2020 contender Michael Bloomberg during Wednesday night's debate once again refused to release potentially dozens of women, downplaying their accusations of sexual harassment as "maybe they didn't like a joke I told."
On the debate stage in Reno, Nev., Bloomberg was challenged by MSNBC moderator Hallie Jackson, who pointed to derogatory comments multiple women have claimed Bloomberg made to them while they were in his employ at his company, Bloomberg LP. Bloomberg demurred, emphasizing the women he has worked with in both public and private life.
"I hope you heard what his defense was," Sen. Elizabeth Warren (D., Mass.) jumped in. "I've been nice to some women."
"He has gotten some number of women, dozens, who knows, both for sexual harassment and for gender discrimination in the work place," Warren added, before asking Bloomberg, "are you willing to release all of those women from those nondisclosure agreements?"

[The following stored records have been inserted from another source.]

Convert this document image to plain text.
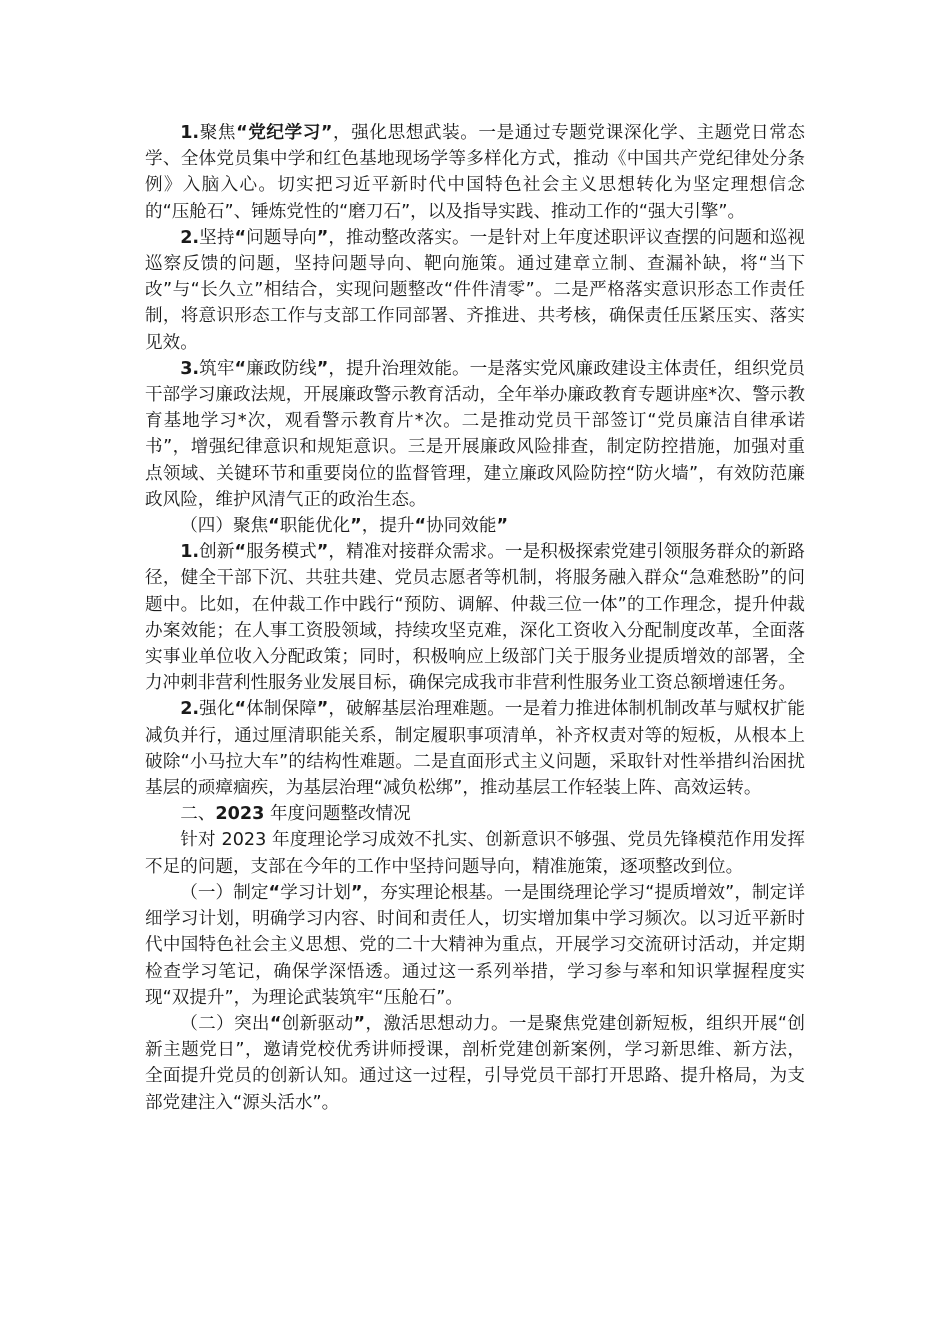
1.聚焦“党纪学习”，强化思想武装。一是通过专题党课深化学、主题党日常态学、全体党员集中学和红色基地现场学等多样化方式，推动《中国共产党纪律处分条例》入脑入心。切实把习近平新时代中国特色社会主义思想转化为坚定理想信念的“压舱石”、锤炼党性的“磨刀石”，以及指导实践、推动工作的“强大引擎”。

2.坚持“问题导向”，推动整改落实。一是针对上年度述职评议查摆的问题和巡视巡察反馈的问题，坚持问题导向、靶向施策。通过建章立制、查漏补缺，将“当下改”与“长久立”相结合，实现问题整改“件件清零”。二是严格落实意识形态工作责任制，将意识形态工作与支部工作同部署、齐推进、共考核，确保责任压紧压实、落实见效。

3.筑牢“廉政防线”，提升治理效能。一是落实党风廉政建设主体责任，组织党员干部学习廉政法规，开展廉政警示教育活动，全年举办廉政教育专题讲座*次、警示教育基地学习*次，观看警示教育片*次。二是推动党员干部签订“党员廉洁自律承诺书”，增强纪律意识和规矩意识。三是开展廉政风险排查，制定防控措施，加强对重点领域、关键环节和重要岗位的监督管理，建立廉政风险防控“防火墙”，有效防范廉政风险，维护风清气正的政治生态。

（四）聚焦“职能优化”，提升“协同效能”

1.创新“服务模式”，精准对接群众需求。一是积极探索党建引领服务群众的新路径，健全干部下沉、共驻共建、党员志愿者等机制，将服务融入群众“急难愁盼”的问题中。比如，在仲裁工作中践行“预防、调解、仲裁三位一体”的工作理念，提升仲裁办案效能；在人事工资股领域，持续攻坚克难，深化工资收入分配制度改革，全面落实事业单位收入分配政策；同时，积极响应上级部门关于服务业提质增效的部署，全力冲刺非营利性服务业发展目标，确保完成我市非营利性服务业工资总额增速任务。

2.强化“体制保障”，破解基层治理难题。一是着力推进体制机制改革与赋权扩能减负并行，通过厘清职能关系，制定履职事项清单，补齐权责对等的短板，从根本上破除“小马拉大车”的结构性难题。二是直面形式主义问题，采取针对性举措纠治困扰基层的顽瘴痼疾，为基层治理“减负松绑”，推动基层工作轻装上阵、高效运转。

二、2023 年度问题整改情况

针对 2023 年度理论学习成效不扎实、创新意识不够强、党员先锋模范作用发挥不足的问题，支部在今年的工作中坚持问题导向，精准施策，逐项整改到位。

（一）制定“学习计划”，夯实理论根基。一是围绕理论学习“提质增效”，制定详细学习计划，明确学习内容、时间和责任人，切实增加集中学习频次。以习近平新时代中国特色社会主义思想、党的二十大精神为重点，开展学习交流研讨活动，并定期检查学习笔记，确保学深悟透。通过这一系列举措，学习参与率和知识掌握程度实现“双提升”，为理论武装筑牢“压舱石”。

（二）突出“创新驱动”，激活思想动力。一是聚焦党建创新短板，组织开展“创新主题党日”，邀请党校优秀讲师授课，剖析党建创新案例，学习新思维、新方法，全面提升党员的创新认知。通过这一过程，引导党员干部打开思路、提升格局，为支部党建注入“源头活水”。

But Bloomberg once again refused to do so, saying that "they signed the agreements, and that's what they're going to live with."
"We have a very few nondisclosure agreements … none of them accused me of doing anything other than maybe they didn't like a joke I told," Bloomberg said. "They signed those agreements and we'll live with it."
Wednesday evening is far from the first time Bloomberg has refused to release former female employees from nondisclosure agreements settling more than a dozen legal complaints of sexual harassment and discrimination at Bloomberg LP.
Bloomberg himself has been accused of making numerous crude sexual comments, including telling one employee to keep her boyfriend happy with "good [oral sex]," saying of women at his company, "I'd like to do that piece of meat" and "I would do you in a second," and announcing that he'd "love nothing more in life than to have Sharon Stone sit on my face." One former employee, Sekiko Sakai, has alleged that upon learning that she was pregnant, an impassive Bloomberg simply told her, "kill it."
Bloomberg for his part has denied making any "mistakes" in his treatment of female employees at his company, telling ABC that "not everybody's happy, but we have an enviable record of treating people the same in terms of compensation and promotions and authority."
Warren for her part has attacked Bloomberg on the issue before.
"I think NDAs are a way for people to hide bad things they've done," Warren said. "And I think that women should be able to speak. They need to be released from NDAs."